Amid widespread outrage and calls for justice, two separate investigations have been initiated by the CID and the National Police Commission, while on Saturday (October 22) it was also reported that President Maithripala Sirisena had ordered an independent investigation into the matter, and promised a ‘compensation’ to the parents of the two students.

Protests And Demonstrations

Student bodies across the country have voiced their solidarity with the students of Jaffna in their call for justice.

A representative for the Student Union of the Jaffna University said that, “We are all participating in a strike. We don’t go for lectures. There is a lot happening here in protest against the shootings. We are waiting for an overall judgment, and I suppose we will have to wait and see if justice will be served. All faculties ‒ the Sinhala stream and the Tamil stream ‒ are on strike.”

They also said that the incident “has spread fear and now everyone is afraid to go out during the night” and that “the police has not contacted any of the University unions or students.”

The Inter University Student Federation (IUSF) has meanwhile claimed that the Government is attempting to cover-up the facts behind the incident.

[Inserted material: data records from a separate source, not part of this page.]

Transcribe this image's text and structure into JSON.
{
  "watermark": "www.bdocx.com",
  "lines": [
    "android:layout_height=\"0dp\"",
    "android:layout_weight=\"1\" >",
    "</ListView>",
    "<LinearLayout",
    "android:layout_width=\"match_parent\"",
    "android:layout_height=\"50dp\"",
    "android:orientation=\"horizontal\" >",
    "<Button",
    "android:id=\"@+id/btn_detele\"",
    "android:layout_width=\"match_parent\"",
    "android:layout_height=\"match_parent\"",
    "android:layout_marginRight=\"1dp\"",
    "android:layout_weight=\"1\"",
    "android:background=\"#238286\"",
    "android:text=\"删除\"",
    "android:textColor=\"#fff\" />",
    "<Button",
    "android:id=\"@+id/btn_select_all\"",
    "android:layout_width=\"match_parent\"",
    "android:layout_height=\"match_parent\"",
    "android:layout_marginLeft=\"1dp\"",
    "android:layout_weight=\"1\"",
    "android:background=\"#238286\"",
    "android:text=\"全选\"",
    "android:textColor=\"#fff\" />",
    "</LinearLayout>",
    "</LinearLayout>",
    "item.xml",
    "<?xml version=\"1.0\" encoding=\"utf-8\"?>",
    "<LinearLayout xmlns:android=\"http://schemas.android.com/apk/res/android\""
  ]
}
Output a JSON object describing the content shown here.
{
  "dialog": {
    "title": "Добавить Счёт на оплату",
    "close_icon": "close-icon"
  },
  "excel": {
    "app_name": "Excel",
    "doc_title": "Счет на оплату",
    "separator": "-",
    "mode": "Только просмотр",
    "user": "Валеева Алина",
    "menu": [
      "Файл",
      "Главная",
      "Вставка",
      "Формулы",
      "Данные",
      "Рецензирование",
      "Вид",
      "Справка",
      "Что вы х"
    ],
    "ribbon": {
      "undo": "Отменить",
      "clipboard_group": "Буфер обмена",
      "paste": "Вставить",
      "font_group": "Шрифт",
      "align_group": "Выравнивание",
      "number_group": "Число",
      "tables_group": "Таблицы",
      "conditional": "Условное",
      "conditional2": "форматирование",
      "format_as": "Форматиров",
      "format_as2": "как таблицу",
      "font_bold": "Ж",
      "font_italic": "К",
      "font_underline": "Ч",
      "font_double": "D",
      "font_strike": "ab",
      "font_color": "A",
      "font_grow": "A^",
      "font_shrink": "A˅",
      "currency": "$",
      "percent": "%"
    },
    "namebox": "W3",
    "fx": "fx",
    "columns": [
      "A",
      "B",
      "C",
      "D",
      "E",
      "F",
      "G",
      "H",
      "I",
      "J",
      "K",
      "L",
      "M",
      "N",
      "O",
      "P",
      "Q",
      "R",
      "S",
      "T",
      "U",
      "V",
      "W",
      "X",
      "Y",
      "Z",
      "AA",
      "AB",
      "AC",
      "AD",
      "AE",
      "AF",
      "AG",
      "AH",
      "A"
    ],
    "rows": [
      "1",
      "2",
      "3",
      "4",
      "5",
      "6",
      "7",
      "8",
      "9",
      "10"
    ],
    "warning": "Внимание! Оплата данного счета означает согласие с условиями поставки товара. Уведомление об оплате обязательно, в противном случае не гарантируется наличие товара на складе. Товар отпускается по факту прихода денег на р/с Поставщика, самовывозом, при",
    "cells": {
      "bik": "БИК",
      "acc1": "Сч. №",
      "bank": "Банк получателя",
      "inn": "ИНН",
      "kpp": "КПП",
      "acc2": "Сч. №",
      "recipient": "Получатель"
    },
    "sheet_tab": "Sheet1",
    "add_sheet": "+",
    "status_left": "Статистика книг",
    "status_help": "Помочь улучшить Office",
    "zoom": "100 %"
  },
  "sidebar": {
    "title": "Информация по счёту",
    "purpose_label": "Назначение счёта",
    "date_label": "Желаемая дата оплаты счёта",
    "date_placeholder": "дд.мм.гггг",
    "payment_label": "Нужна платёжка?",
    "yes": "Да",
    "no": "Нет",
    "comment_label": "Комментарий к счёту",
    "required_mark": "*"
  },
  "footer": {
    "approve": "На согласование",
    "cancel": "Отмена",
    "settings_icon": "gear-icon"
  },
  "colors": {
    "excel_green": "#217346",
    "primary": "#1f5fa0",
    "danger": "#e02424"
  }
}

Speaking to Roar, IUSF Convener, Lahiru Weerasekara, said that the blame for the deaths of the two students lay with the Sri Lanka Police. Condemning the incident, Weerasekara said that the police had not only shot at the two students in the middle of the road, but also had the audacity to claim that they had died in a road accident.

Politicians Concerned

The Tamil National Alliance (TNA) has condemned the shooting, and it was reported that TNA chief and Opposition Leader R. Sampanthan had spoken to President Sirisena to voice his concerns regarding the incident.

“Sampanthan, who also spoke to the Inspector General of Police (IGP) and expressed his dissatisfaction regarding the incident, has also requested the IGP to conduct an impartial investigation and take immediate action. The TNA expresses its deep regret about this incident and would like to convey its condolences to the families, friends, and the loved ones of those deceased.” the TNA said in a statement.

During Parliamentary sessions, Opposition Leader R. Sampanthan requested that the culprits responsible be brought to justice.

“Serious doubts have been raised in the recent past as to the jury processes through which high-profile crimes have ended with no conviction at all,” he said, adding that the Government must ensure that such unlawful acts are not repeated, especially by those who in charge of law enforcement.

The incident was debated at length during the week’s parliamentary sessions and Prime Minister Wickremesinghe assured an independent and transparent inquiry into the shooting.

Troubled Aftermath

While demonstrations carried out by students were, for the most part, recognised as peaceful, authorities were put on alert after the incident involving the sword attack on the two Government Intelligence Officers.

According to the Daily News, Law and Order Minister, Sagala Ratnayake, told Parliament that the incident wasn’t aimed at the Police, but that the two officers had “accidentally become victims of a clash between a trader and some of his rivals.”

The Daily Mirror, however, reported yesterday that a group calling itself ‘Aava’ has, in fact, claimed responsibility for the sword attack. The group had reportedly put up posters in Jaffna stating that the attack had been carried out in retaliation to the deaths of the two students, and that they would not stand to “witness the destruction” of their culture.

Meanwhile, the Jaffna University Students Association handed over a petition to the District Secretary on Monday, demanding that the suspects be brought to justice within a month’s time.